The case for sipping red wine is mounting with a growing body of evidence linking moderate consumption with numerous health benefits including a reduced risk of lifestyle related heart disease.
As the leading cause of death in Australia claiming one life nearly every ten minutes, the suggestion that a daily dose of red will help reduce the risk of cardiovascular disease has been welcomed by doctors, scientists and wine drinkers alike.
Since the early 1990's when it was first purported to be the mystery behind the 'French Paradox', red wine has basked in its reputed health benefits. Scientists at the time were perplexed by the relatively low incidence of coronary heart disease in France, despite a diet high in saturated fats and cholesterol laden foods such as cheese, pork and butter. Scientific studies have since reported red wine as a possible explanation of the French Paradox, with strong evidence to suggest that regular but moderate consumption helps the French fare notably better on a number of health issues despite their love of foods we typically view as unhealthy.
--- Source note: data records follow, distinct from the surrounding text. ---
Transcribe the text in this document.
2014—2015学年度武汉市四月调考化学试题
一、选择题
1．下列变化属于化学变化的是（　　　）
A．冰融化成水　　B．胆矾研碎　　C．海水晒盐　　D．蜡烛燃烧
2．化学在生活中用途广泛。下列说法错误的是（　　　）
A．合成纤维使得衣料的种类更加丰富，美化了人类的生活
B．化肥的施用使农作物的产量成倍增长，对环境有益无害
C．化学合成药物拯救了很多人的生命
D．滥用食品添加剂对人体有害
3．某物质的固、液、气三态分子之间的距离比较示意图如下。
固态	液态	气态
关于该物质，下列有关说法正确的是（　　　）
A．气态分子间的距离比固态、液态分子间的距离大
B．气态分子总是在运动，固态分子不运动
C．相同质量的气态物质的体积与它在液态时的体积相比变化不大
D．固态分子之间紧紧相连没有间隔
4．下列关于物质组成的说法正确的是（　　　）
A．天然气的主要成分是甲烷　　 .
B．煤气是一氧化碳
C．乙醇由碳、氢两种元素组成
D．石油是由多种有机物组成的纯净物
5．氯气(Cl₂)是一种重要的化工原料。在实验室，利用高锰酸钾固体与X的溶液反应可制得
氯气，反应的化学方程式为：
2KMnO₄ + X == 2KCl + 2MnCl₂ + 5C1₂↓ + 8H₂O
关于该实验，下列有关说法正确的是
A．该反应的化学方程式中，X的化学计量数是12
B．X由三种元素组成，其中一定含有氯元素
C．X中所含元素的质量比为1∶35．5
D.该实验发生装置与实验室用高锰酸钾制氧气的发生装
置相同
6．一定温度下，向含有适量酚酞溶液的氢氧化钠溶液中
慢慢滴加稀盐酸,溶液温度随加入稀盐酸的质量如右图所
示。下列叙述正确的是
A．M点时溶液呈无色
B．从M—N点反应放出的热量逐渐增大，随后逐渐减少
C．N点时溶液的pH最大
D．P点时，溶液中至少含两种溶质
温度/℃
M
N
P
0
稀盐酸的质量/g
Receiving a strong amount of attention from researchers today is Resveratrol, a naturally occurring polyphenol antioxidant found in the skin of red grapes and ultimately in the skin of red grapes and ultimately in red wine. Resveratrol acts as a 'vascular pipe-cleaner' – protecting the lining of the heart's blood vessels, maintaining blood flow and keeping arteries free of 'fatty' deposits or atherosclerotic plaques known to cause heart attacks and stroke.
Other foods argued to contain Resveratrol include pomegranates, blueberries, cranberries and peanuts – although it is not yet known how beneficial eating these foods might be when compared to the moderate consumption of red wine.
While the case for sipping red wine is strong, the rules to reaping its potential health benefits are regularity and moderation. The important of a regular yet moderate consumption is almost impossible to over-emphasise, with the potential for overindulgence to become considerably more harmful to your health. In the words of Abraham Lincoln, the issues is 'not the use of a bad thing, but the abuse of a very good thing.
Australian Alcohol Guidelines advise us to drink no more than two standard drinks on any one day. One standard drink is 100 ml of red, white or sparkling wine (12% alc./vol).
The average restaurant serve of wine (150ml) is equivalent to 1.4 standard drinks while a standard bottle (750ml) equates to 7.5 standard drinks.